Data used to be the exclusive preserve of data scientists, analysts, and senior executives, but all that has changed now. Access to data, and the tools that help you to visualize, analyze, and generally make sense of it, has been thrown wide open over the last few years, making it possible for businesses to transition to being almost entirely data-driven.
Despite this shift, businesses aren’t always integrating that data properly. If you’re still holding on tightly to your control over which of your team members have access to deal directly with your data, it’s time to relax your grip. In most situations, the more people interact with and use data, the better for your business as a whole.
Until recently, most businesses followed a model where certain individuals within the organization would interact with data independently. There’d be a few analysts and data scientists, and certain executives who make high-level business decisions based on the data fed to them by analysts.
But now that model is looking outdated and insufficient for the needs of a truly agile data-driven business. It’s time to build a broader data team that is integrated into your whole business. Next-generation business intelligence platforms make it much easier to collaborate on data-driven projects, so you can reap the benefits of a team approach to data-driven business management.
Reduce frustration
Taking a team approach to data-driven business management forces you to democratize access to the data and the tools needed to visualize, analyze, and process it.
It’s vital to make sure that everyone can access your data without long, frustrating delays while they try to find the right dataset or locate the newest machine learning model. Dismantling silos and opening up data banks boosts productivity, raises employee engagement, and reduces resentment among those employees who are locked out of the data mines.
Increase communication
The bigger the corporation, the greater the risk that individuals, groups, or whole departments will lose touch with each other. You can end up with different departments working at cross-purposes, or with Sales sitting on data that could resolve mysteries in Product, for example, only no one in Product even knows that it exists. Building cross-departmental data teams removes this risk of data silos and isolated departments.
Data teams also help you maintain focus on critical business challenges and opportunities. Instead of having every department haring off in a different direction, dragging their data to investigate a different issue, your data teams will all be giving their attention to the same problem.
Commoditize your data
Data may be a business’s most valuable raw material today, but just like other raw materials, you can only realize its true value when you process it. Nearly every business is rich in raw data, but you might struggle to commoditize it in a way that fuels smart management decisions.
Scattered analysts, data scientists, and other employees working on your data in disparate areas of the company can’t keep up with the flood of information that gushes into every organization today.
You need coordinated data teams to produce all the valuable predictions and actionable insights that would otherwise go to waste, slipping through the cracks between one individual and the next.
Empower every department
There’s also a risk that business departments and teams that aren’t trained in data science could make a mess of your data projects. If you lavish self-service tools on untrained employees, there’s a big chance that they’ll misinterpret or misperceive data, insights, and predictions.

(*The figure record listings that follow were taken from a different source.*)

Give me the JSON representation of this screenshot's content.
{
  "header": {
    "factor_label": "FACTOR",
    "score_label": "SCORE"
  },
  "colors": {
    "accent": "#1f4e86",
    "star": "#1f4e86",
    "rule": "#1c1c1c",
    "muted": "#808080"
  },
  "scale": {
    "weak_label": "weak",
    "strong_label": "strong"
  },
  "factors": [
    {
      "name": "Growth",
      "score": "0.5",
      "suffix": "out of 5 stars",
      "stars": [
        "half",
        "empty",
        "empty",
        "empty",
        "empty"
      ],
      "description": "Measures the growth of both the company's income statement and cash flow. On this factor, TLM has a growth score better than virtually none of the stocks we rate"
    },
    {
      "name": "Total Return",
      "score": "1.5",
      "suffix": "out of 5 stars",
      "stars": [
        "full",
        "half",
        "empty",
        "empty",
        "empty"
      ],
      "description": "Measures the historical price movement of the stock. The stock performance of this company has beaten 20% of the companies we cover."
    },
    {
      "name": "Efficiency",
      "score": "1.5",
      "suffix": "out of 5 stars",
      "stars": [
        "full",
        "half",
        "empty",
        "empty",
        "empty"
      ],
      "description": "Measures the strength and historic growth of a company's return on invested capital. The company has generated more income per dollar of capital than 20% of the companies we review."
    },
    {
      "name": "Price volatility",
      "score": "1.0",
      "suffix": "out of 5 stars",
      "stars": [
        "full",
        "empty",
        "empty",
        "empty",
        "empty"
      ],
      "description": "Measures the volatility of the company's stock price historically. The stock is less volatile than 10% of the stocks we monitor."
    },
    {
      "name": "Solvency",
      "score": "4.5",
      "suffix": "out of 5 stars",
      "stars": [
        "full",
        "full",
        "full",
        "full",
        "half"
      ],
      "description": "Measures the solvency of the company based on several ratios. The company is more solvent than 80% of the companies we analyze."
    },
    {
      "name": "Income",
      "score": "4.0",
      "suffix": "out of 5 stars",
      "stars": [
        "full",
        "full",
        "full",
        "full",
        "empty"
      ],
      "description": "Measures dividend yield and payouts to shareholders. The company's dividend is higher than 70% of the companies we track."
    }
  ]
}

Business decisions based on these flawed conclusions won’t bring the desired results, which, in turn, may provoke distrust in data and hobble your long-term move to data-driven business decision-making. Gartner famously reported a 60% failure rate for data projects, which was later updated to 85% by Gartner analyst Nick Heudecker. Heudecker added that this high failure rate stems from a lack of skills and the difficulty integrating data projects with existing business processes, among other causes.
The better alternative is to build data teams, with data engineers, database administrators, analysts, and other data workers working alongside other employees. This way, every department can access, manipulate, and model data correctly to answer questions, predict future KPIs, and make good decisions.
Make your business more innovative and agile
When you build cross-departmental data teams, you’re also building in potential for fruitful cross-fertilization with ideas and approaches.
Combining your marketers with data scientists and DevOps workers with analysts makes your business more innovative and agile in responding to change.
Data teams are the key to a successful data-driven business
Converting your isolated data workers into coordinated, integrated data teams is the next phase in transforming your business to be based on smart, data-driven management.
By opening up data silos and creating holistic, cross-departmental data teams, you’ll be able to reduce frustration among your employees, actualize the true value of your data, empower all your departments to base their decisions on data, and make your business more agile and innovative.